Tudo começou em julho do ano passado, quando o técnico em logística Nuno Mendes publicou em um fórum da Internet um vídeo sobre um projeto realizado em maio de 2008 na Estônia, onde 50 mil voluntários recolheram em um dia 10 mil toneladas de lixo. Com a legenda “Para quando em Portugal?”, o vídeo acabou por despertar o interesse de mais dois membros do fórum: Rui Marinho, gerente de uma empresa de produtos químicos, e Paulo Torres, empresário comercial. Até então, nenhum dos três havia se envolvido em associações ambientais, mas todos compartilhavam da mesma inquietação: a diversidade de lixo acumulado nas cidades e florestas portuguesas.
Daí surgiu o Projeto Limpar Portugal, um movimento civil sem fins lucrativos que visou remover no dia 20 de Março de 2010 grande parte do lixo depositado indevidamente nos espaços verdes e urbanos, através da participação voluntária de pessoas particulares e de entidades privadas e públicas.

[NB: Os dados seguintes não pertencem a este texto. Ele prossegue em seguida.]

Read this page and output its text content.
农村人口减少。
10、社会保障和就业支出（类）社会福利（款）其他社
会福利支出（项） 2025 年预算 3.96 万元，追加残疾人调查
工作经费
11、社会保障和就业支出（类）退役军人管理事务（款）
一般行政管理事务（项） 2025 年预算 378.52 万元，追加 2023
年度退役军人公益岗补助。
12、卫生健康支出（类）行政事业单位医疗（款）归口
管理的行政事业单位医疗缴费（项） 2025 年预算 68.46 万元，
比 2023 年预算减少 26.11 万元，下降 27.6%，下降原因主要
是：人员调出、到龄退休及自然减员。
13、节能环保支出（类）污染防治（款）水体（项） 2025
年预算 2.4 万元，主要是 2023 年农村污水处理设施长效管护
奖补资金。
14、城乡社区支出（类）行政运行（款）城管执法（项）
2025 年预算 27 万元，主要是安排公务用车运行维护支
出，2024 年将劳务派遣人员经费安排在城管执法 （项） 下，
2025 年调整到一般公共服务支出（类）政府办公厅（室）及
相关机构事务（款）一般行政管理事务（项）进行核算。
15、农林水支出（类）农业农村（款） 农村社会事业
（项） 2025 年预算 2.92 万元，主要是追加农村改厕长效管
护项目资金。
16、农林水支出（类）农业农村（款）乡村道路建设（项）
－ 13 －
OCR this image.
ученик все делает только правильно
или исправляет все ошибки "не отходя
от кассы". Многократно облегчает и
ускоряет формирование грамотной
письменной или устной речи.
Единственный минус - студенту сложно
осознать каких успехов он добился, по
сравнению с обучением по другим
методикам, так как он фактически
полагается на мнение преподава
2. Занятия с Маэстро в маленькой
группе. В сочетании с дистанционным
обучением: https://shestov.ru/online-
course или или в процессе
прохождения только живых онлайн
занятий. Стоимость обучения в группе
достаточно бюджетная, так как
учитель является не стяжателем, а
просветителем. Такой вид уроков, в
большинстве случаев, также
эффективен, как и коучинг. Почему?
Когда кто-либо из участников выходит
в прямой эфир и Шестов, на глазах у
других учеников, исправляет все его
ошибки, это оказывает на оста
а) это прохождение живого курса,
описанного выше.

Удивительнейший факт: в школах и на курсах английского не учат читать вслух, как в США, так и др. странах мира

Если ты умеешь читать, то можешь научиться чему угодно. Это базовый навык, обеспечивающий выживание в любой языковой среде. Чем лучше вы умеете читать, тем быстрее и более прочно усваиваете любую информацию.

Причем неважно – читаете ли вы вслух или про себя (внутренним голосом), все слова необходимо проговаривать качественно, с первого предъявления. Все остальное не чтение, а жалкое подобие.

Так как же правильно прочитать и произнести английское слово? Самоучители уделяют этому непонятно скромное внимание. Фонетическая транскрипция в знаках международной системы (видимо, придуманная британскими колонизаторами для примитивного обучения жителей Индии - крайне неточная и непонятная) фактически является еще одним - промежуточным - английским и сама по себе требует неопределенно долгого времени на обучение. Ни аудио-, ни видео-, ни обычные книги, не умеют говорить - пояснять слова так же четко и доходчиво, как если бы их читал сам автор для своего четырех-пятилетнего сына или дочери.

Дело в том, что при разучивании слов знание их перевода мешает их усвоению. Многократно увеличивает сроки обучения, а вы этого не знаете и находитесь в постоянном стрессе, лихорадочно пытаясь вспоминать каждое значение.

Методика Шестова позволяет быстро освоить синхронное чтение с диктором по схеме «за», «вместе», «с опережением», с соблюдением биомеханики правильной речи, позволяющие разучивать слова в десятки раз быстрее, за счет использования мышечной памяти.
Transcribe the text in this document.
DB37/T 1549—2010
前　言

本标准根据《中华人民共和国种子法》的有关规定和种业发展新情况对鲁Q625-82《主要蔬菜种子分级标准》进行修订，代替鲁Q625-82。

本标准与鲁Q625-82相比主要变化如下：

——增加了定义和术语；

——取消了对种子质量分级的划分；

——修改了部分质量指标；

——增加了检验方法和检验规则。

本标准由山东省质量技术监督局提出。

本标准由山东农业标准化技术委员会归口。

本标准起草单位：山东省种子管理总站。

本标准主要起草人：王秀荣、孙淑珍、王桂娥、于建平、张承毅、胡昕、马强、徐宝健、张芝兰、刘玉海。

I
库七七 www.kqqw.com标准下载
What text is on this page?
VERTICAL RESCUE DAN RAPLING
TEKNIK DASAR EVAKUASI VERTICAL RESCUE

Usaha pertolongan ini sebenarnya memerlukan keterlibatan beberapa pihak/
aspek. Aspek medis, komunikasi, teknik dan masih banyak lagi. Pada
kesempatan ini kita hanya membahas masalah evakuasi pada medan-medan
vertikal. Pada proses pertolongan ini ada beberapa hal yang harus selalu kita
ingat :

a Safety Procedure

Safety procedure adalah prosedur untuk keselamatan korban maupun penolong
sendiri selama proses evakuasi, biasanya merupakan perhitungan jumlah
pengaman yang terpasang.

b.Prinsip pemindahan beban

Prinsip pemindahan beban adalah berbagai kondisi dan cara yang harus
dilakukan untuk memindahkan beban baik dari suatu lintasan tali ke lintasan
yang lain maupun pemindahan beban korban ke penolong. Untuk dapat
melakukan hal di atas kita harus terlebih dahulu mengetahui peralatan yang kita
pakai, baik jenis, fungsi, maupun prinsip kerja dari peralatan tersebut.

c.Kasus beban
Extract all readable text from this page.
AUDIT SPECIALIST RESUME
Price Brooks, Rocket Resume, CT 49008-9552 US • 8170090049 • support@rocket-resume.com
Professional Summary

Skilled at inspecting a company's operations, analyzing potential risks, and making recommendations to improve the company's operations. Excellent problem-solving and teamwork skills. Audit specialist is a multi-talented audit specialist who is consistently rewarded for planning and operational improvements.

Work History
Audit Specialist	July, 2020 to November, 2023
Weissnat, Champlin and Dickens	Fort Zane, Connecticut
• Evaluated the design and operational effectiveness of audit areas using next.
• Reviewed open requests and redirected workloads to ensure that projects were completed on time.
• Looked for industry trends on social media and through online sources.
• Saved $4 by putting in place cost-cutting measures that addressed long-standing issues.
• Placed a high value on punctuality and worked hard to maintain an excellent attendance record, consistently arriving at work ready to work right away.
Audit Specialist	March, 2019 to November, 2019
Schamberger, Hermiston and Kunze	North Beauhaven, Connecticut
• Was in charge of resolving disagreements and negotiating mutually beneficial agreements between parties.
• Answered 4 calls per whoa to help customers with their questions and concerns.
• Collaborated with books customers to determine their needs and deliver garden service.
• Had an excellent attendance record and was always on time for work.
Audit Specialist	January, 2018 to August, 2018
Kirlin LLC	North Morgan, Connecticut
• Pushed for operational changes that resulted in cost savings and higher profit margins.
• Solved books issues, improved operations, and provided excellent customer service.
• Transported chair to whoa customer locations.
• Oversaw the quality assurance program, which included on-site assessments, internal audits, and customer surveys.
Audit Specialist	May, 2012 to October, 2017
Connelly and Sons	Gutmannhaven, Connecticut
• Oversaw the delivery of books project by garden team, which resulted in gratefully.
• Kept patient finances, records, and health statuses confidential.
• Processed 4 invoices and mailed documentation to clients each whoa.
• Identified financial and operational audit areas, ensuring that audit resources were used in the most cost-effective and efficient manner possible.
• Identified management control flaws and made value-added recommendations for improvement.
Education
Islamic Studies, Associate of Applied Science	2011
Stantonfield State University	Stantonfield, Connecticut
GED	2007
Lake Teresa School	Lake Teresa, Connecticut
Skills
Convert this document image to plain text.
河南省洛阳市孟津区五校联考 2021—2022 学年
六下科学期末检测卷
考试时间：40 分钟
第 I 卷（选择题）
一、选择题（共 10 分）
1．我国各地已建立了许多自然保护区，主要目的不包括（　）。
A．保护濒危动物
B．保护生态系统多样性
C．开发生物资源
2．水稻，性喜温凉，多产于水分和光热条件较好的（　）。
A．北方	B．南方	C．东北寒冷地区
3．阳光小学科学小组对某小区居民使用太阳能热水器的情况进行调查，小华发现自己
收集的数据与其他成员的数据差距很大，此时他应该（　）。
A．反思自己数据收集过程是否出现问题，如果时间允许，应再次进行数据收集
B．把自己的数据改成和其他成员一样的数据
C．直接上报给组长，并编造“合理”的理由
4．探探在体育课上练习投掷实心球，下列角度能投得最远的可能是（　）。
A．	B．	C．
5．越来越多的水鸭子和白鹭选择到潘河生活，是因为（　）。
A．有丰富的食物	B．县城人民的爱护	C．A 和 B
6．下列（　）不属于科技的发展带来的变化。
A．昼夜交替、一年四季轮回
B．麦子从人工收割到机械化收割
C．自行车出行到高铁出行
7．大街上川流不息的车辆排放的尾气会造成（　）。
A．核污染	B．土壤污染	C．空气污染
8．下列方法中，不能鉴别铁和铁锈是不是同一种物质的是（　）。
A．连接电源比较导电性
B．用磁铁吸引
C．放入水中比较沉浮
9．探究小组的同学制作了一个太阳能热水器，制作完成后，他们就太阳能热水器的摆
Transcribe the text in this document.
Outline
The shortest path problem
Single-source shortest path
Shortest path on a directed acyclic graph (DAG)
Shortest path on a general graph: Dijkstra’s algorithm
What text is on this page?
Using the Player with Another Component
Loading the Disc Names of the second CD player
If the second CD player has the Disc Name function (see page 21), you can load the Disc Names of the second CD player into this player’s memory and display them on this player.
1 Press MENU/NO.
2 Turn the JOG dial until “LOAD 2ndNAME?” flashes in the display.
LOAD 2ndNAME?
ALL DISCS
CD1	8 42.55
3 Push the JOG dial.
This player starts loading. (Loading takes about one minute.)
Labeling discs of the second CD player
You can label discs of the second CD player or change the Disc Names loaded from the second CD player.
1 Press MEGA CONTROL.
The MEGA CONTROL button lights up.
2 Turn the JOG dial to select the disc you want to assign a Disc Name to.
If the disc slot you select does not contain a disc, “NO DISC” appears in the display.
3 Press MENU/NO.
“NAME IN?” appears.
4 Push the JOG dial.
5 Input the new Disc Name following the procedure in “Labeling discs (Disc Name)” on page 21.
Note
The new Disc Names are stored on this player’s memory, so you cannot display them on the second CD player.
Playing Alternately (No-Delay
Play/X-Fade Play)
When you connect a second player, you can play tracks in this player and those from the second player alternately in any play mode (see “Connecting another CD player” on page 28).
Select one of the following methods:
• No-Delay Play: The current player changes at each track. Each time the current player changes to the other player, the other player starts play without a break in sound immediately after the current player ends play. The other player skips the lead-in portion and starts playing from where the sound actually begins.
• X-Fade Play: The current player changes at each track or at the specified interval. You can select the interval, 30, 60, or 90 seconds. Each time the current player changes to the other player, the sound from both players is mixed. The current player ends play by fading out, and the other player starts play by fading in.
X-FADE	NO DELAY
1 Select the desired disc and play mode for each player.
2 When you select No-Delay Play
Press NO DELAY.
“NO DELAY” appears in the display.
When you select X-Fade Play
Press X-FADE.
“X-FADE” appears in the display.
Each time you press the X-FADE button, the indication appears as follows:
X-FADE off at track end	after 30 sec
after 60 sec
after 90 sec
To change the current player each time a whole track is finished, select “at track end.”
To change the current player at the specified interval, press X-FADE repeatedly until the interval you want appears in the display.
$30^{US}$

Ao utilizar das redes sociais da Internet para promover o projeto e conseguir a adesão de voluntários, o movimento chamou a atenção dos órgãos de comunicação social, de prefeituras municipais e até mesmo do governo, que prestou apoio de transportes e logística. Além disso, o projeto conseguiu mapear cerca de 13 mil pontos com lixo em todo o país.

Segundo Paulo Torres, um dos mentores e coordenadores do projeto, o mutirão reuniu mais de 100 mil voluntários, que tiveram como ponto de encontro as juntas de freguesia das cidades portuguesas – espécie de micro-prefeituras situadas em cada bairro da cidade -, onde também era possível encontrar manuais com instruções sobre os tipos de vestuários e equipamentos adequados para a atividade, bem como buscar informações sobre quais áreas deveriam ser praticadas as ações conjuntas de limpeza.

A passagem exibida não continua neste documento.